What would happen if satellite communications were destroyed by enemy action during a war?
It’s a question that governments and militaries around the world are grappling with, and one of the more surprising answers is training sailors raised in a digital world to master highly analog technology, such as using sextants to navigate through navigating the stars.
Prof Dale Stephens, from the University of Adelaide, is a co-editor of a new reference book for governments and civilians on the “rule of law in space in times of peace, heightened tension and even armed conflict”, a global collaboration spanning more than took five years and posed a number of hypothetical scenarios involving space warfare.
“If you destroy the world’s GPS system, which we all rely on, then our digital world becomes sluggish and compromised and doesn’t work,” says Stephens.
“We are going back to an analog world. We don’t have the internet. We have analog communication. We use landlines, we watch analog television.”
Australia’s military, like that of every other country, has become increasingly dependent on global navigation satellite systems (GNSS), which include GPS and other systems.
The military relies on space for communications, for position, navigation and timing (PNT) information, meteorology, intelligence, surveillance and reconnaissance. Australia now recognizes space as an operational domain, alongside air, sea, land and cyber, and has established a Defense Space Command.
The Australian military already offers celestial navigation training and is working on a range of alternative navigation technologies.
It has a “navigating using celestial aids” training unit which includes learning how to build a sun compass to establish north, south, east and west; identify celestial bodies to determine south and north; and other methods of estimating direction, time, distance and position. Defense did not respond to questions about other fallback measures.
A Defense spokesperson explains: “Royal Australian Navy Maritime Warfare Officers and Navigation Officers are trained in a variety of navigation techniques, including terrestrial and celestial navigation.
“Navigation by means of GPS remains extremely important and relevant personnel are trained in these methods from the moment they begin their journey in the Royal Australian Navy.”

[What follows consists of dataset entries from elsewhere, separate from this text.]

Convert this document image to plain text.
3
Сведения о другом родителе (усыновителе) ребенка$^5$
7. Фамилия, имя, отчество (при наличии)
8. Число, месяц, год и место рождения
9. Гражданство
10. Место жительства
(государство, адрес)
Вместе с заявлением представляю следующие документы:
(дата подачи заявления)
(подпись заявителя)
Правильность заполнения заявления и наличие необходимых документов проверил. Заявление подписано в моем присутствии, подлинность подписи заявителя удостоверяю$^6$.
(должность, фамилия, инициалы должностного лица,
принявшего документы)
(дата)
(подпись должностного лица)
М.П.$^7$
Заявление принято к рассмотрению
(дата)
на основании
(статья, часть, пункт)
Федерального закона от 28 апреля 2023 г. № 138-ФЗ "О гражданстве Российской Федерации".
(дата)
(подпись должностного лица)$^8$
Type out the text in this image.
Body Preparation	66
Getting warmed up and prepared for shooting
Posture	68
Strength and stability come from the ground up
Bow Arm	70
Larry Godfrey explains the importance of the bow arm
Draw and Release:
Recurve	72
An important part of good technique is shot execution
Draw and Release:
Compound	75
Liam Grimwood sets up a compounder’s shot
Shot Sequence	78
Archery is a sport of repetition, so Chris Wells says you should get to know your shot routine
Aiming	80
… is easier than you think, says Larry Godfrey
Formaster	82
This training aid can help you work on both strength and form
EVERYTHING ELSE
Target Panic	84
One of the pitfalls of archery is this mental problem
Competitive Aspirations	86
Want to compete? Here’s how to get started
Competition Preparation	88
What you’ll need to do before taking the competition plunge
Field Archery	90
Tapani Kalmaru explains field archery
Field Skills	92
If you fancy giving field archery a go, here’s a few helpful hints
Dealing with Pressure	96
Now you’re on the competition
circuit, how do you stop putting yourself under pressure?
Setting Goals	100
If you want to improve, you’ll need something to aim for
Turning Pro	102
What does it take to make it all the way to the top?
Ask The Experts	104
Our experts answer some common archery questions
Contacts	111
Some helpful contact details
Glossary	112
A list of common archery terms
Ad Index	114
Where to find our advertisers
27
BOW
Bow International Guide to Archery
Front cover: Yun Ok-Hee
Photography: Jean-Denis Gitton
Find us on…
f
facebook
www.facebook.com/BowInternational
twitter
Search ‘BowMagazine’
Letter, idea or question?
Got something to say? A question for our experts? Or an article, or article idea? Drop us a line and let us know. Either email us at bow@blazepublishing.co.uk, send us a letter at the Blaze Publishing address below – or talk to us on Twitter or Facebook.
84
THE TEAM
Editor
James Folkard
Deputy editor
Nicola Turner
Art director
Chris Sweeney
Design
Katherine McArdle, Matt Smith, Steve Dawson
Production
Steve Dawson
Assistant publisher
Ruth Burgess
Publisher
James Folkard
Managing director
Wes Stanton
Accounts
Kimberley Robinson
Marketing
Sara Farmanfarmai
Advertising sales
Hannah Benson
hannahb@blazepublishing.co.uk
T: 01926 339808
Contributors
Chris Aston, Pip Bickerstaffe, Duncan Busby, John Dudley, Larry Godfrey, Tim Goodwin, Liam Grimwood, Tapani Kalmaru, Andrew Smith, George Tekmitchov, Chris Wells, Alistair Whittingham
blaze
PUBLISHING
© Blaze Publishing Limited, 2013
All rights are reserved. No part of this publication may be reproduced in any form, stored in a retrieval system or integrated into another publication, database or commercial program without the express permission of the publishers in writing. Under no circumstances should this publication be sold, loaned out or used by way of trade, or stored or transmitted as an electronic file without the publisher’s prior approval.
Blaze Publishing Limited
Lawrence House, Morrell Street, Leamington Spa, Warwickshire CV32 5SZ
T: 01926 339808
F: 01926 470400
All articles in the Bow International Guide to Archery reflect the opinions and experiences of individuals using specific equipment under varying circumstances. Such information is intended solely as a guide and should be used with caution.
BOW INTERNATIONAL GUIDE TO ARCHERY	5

The US Navy stopped using celestial navigation in 2006, but brought it back in 2016 amid concerns that it was over-reliant on GPS, which could be disrupted by Russia or China.
In a Senate hearing last year, US space commander Gen. James Dickinson said he believed “at some point we will be relegated to the GPS world” and was looking at PNT capabilities. “If you’re on a naval ship … you have a sextant you can use,” he said, and departments have made efforts to “sort of go back to how we did things”.
In a 2021 US Naval Institute article, US Navy Lt. Matthew Homeier wrote that the Navy needs submarines to carry sextants, but that to use them, the boat has to surface, and a sailor carefully carries the fragile device on a ladder, making it “impractical and ineffective”.
UK Royal Navy ships must carry a nautical almanac for “emergency celestial navigation”.
Satellites in a legal gray area
The project Stephens worked on is the Woomera Manual on the International Law of Military Space Activities and operations.
Universities, technical experts, lawyers and others from around the world worked on the book, which was then peer-reviewed and judged by 24 states in The Hague as well as the International Committee of the Red Cross.
Stephens says they looked at potential military activities on the moon (which would be regulated by the Artemis Agreements), weapons in orbit and other topics, and that satellites were a particular focus that could be a legal gray area.
Several countries have already developed and demonstrated anti-satellite missile technology.
According to reports, Russia earlier this month disrupted the Starlink satellite internet service which Ukrainian soldiers use to communicate, control drones and gather intelligence. last year, France accused Russia of side-playing one of his satellites to one of theirs to tap information.
China has demonstrated its ability to “grab” a satellite. and pulls it out of orbit. The US has warned that China and Russia regularly attack US satellites.
Stephens says the manual explains the laws on various anti-satellite technologies (Asats), such as targeting a satellite with a direct launch missile.
“This is proven technology. It moves faster than a speeding bullet,” he says. “We also looked at co-orbital Asats … where you just bump one of your satellites that is already in orbit into another one.
“[Then there are] high-energy weapons, lasers and microwave weapons where you don’t have the damage, the debris that you would have from a kinetic weapon – you’ll still hit the military objective without blowing it up.”
The group also looked at “jamming,” a form of electronic interference, and cyberattacks that could cause satellites to malfunction. They looked at cases where Asats could be seen as an armed attack or use of force, and therefore subject to legal consequences. Currently, a patchwork of laws—from the Outer Space Treaty to UN conventions and individual state laws—governs aggression in space.
“Each fits a specific point of the spectrum whether it’s a use of force or an armed attack and it’s relevant to what the victim state can do,” says Stephens.
A “major” exception, he says, applies to early warning satellites belonging to China, Russia and the US, which would warn them of an impending nuclear attack.
He says those satellites “sit outside all the other rules” because they are meant to give a nation precious minutes to decide whether to deploy defensive weapons.
Any attack on an early warning satellite would be “a clear indication that the war has started because they stop you from seeing what they are going to do”, he says.